Few in the office furniture industry sell monitors, but nearly all office furniture companies sell monitor arms. For the most successful companies, it’s rare to complete an office furniture project without them. For very good reason, the Video Electronics Standard Association (VESA) provide a standard fixing spacing for monitors known as the flat display mounting interface (FDMI) standard. Monitors with the correct fixing points are usually known as VESA compliant and the mounting point on monitor arms as the VESA plate. This mounting interface standard is a victory for consumers requiring cross compatibility.

The VESA standard defines dimensions of a display’s four-hole attachment interface and the screws used to fit those holes. This normally means the hole pattern is centred on a display’s back with either a 100 x 100mm or 75 x 75mm mounting hole pattern, using M4 screws.

However, recently manufacturers such as Samsung and Acer have left VESA fixings off some of their new designs.

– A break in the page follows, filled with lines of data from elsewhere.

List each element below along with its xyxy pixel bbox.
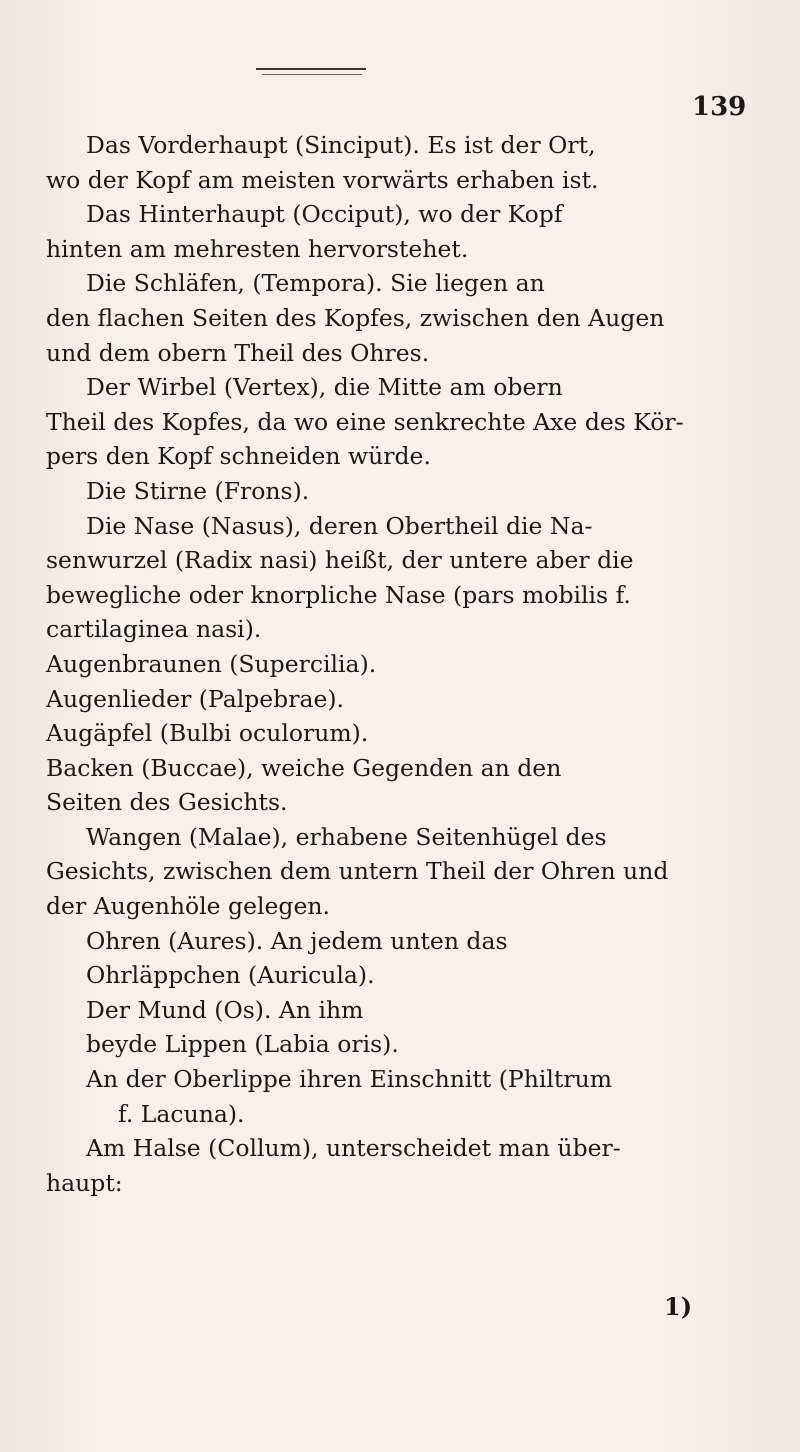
text-line: haupt: [46,1168,123,1197]
text-line: Augenlieder (Palpebrae). [46,684,345,713]
text-line: der Augenhöle gelegen. [46,892,330,921]
text-line: Das Hinterhaupt (Occiput), wo der Kopf [86,200,563,229]
text-line: hinten am mehresten hervorstehet. [46,234,469,263]
text-line: Die Stirne (Frons). [86,476,310,505]
text-line: Die Schläfen, (Tempora). Sie liegen an [86,269,545,298]
text-line: senwurzel (Radix nasi) heißt, der untere aber die [46,546,634,575]
body-text [46,128,766,1200]
catchword: 1) [664,1292,693,1321]
text-line: Gesichts, zwischen dem untern Theil der Ohren und [46,857,669,886]
text-line: Wangen (Malae), erhabene Seitenhügel des [86,822,607,851]
text-line: Ohren (Aures). An jedem unten das [86,926,508,955]
text-line: bewegliche oder knorpliche Nase (pars mobilis f. [46,580,631,609]
top-rule [256,68,366,70]
text-line: cartilaginea nasi). [46,615,262,644]
text-line: Ohrläppchen (Auricula). [86,961,375,990]
top-rule-thin [262,74,362,75]
page-number: 139 [692,92,747,122]
text-line: An der Oberlippe ihren Einschnitt (Philtrum [86,1065,612,1094]
text-line: Das Vorderhaupt (Sinciput). Es ist der Ort, [86,131,596,159]
text-line: wo der Kopf am meisten vorwärts erhaben ist. [46,165,599,194]
text-line: pers den Kopf schneiden würde. [46,442,431,471]
text-line: f. Lacuna). [118,1099,245,1128]
text-line: Seiten des Gesichts. [46,788,288,817]
text-line: Augenbraunen (Supercilia). [46,649,377,678]
text-line: beyde Lippen (Labia oris). [86,1030,399,1059]
text-line: den flachen Seiten des Kopfes, zwischen den Augen [46,303,665,332]
text-line: Theil des Kopfes, da wo eine senkrechte Axe des Kör- [46,407,684,436]
text-line: und dem obern Theil des Ohres. [46,338,430,367]
text-line: Augäpfel (Bulbi oculorum). [46,719,369,748]
text-line: Backen (Buccae), weiche Gegenden an den [46,753,562,782]
text-line: Der Wirbel (Vertex), die Mitte am obern [86,373,563,402]
text-line: Am Halse (Collum), unterscheidet man über- [86,1134,621,1163]
text-line: Der Mund (Os). An ihm [86,995,364,1024]
text-line: Die Nase (Nasus), deren Obertheil die Na- [86,511,593,540]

Assumedly this is to slightly reduce their production costs. This is an annoyance to the consumer, particularly if they’ve ordered an office full of them before discovering there is no way to fix them to the monitor arms they have bought without expensive and clumsy adaptors. If you’re specifying monitor arms, be sure to check your customer has VESA compliant monitors, or if not yet purchased, warn them to choose compliant monitors.

Some manufacturers e.g. Asus, AOC, LG and Dell often include VESA even when their standard mount isn’t attached to the VESA fixings, but a visual check is one way to be sure. Even when monitors are compliant companies rarely advertise VESA compatibility due to licencing costs, so find out for certain by requesting the model number from your client and checking images online. Firstly check for four equally spaced holes in the back, but beware they are sometimes under another cover, so if not visible a call to the manufacturer in question is the only definitive answer.